At Any Turn - Page 14/113

I thought back to the moment I’d touched her. The way she’d responded to me, the soft moans and cries as she’d fought to keep herself from being too loud. How she’d buried her face in my shoulder. The way she’d moved, the way she’d breathed. The intensity of her climax. It had intoxicated me. That was the moment I knew it would be impossible to get her out of my blood.

That night I’d sent her home in a car, still burning for her. I’d worked through the night, trying to get that temporary obsession out of my brain. Fighting to convince myself that it was temporary. But here we were, five months later, and I was every bit as hooked on her now as I was then.

I grabbed her, leaning forward, and lifted us off the chair, settling her back on my desk as I pushed into her in earnest. She curled her legs around me, pressing against me. And I pushed into her one last time, my orgasm ripping through me in sharp, intense waves.

I waited a long moment after we were done to reach down between us and finish her. She looked up at me with a languid smile and those gorgeous brown eyes, tightening her legs around me as I stroked her. When she came, her back arched and she pushed her beautiful breasts upward.

I could watch her come over and over again. It was a thing of raw beauty. But I forced myself to stop, to pull my hand away. When she sat up, we kissed. She hooked her hands around my neck and laughed. “We do do everything good.”

Afterward, she set a plate of her cookies on my desk and went to pull down the Murphy bed from the wood cabinet and fluffed my pillows. And when I thought she’d collect the dishes and go home as I sat at my desk and revised my official statement before sending it off for approval, she surprised me by curling up on the bed and falling asleep instead.

I joined her after midnight.

***

For the rest of that week, I was in survival mode. I didn’t allow myself time to think. Time to reflect. I couldn’t allow myself to think about that young man’s family and the debris his destructive actions had left behind.

To be accused of creating a means for addiction—well, it was personal to me. It cut me to the bone. Because of my history, my own dance with addiction in those closest to me and in myself. I kept it inside like a gremlin, imprisoned under lock and key. But it held the potential to transform into a monster. And there was just a tiny mental gate between who I was and who I could become, immersing myself completely in that world, smothering myself with work to numb the pain.

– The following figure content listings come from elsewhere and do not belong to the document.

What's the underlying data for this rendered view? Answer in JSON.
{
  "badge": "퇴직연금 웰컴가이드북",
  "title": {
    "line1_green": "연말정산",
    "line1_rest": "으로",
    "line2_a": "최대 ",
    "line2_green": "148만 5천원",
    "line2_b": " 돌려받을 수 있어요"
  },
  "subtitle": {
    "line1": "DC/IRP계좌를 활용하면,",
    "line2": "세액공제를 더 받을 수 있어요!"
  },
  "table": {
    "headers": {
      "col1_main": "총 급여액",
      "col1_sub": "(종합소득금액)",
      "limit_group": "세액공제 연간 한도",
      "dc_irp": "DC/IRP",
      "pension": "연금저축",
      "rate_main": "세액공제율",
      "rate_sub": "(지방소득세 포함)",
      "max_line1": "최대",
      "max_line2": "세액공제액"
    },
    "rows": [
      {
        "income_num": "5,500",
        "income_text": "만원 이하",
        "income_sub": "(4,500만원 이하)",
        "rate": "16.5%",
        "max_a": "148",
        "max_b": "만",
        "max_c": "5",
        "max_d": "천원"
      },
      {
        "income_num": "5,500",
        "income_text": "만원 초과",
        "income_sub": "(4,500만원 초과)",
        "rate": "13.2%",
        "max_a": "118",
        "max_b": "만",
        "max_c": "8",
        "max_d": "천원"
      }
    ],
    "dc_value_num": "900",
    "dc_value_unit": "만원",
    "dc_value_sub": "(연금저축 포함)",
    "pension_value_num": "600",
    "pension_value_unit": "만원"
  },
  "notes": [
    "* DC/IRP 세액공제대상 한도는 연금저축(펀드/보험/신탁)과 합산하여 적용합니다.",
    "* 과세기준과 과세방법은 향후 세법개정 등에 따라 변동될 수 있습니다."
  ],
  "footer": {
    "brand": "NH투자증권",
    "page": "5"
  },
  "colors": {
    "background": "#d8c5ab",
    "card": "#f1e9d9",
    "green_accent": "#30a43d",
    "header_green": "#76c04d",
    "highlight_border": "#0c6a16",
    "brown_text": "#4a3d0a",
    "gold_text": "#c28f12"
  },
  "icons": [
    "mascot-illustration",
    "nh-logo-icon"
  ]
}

And I was all too aware of it. Always.

We held a brief press conference (took no questions) and released a statement of condolence to the families. I took no responsibility for what was not my responsibility to take. It was a horrific week, but once the press got hold of another story—an uprising in a small Middle Eastern country that threatened to start yet another war—our lives started to calm down.

That weekend the two of us resolved to stay in, take it easy. Live quietly before the next week would come crashing down on us again. It was hard to let go and back away from work, but as I’d known she would, Emilia kept me on the straight and narrow.

After a quiet lunch, I went out for a run in the late afternoon. I preferred to run outdoors while the weather was still good. Emilia would have come with me, but her friends, Alex and Jenna, showed up with a big bag of her mail from her old apartment and she’d begged off.

I loved running with Emilia, but without her, I could go farther and faster and it was exactly what I needed to help clear my head. An hour later, I returned to a shrieking girlfest that I could have done without.

Alex squeaked at a very high pitch, her arms wrapped around Emilia’s shoulders. Jenna just had her hands on her cheeks, her pale eyes as huge as silver dollars. Something had happened. Emilia was flushed and shaking.

I tensed, immediately going into protective mode. What had happened? My eyes flew to the pile of opened mail on the table in front of them. Bad news?

I was sweaty from my run, but I didn’t care. “Emilia? You okay?”

Alex peeled away from Emilia to turn and come toward me at a run. I backed off and held out a hand. “Sweaty,” I said, but it was more to avoid the awkward moment. Alex was always throwing herself at me and it was weird how Emilia either took no notice or wasn’t bothered by it. Frankly, I didn’t have the patience to deal with Alex. I wanted to know if Emilia was okay.

Alex bobbed up and down on her tiptoes in my line of vision. “She’s more than okay, Adam! She’s—”

“Alejandra!” Jenna interrupted. “Let Mia tell him, please.”

My eyes locked on Emilia’s. She sent me a tremulous smile. Okay, so it wasn’t bad. I let out a breath, relaxed my shoulders and waited.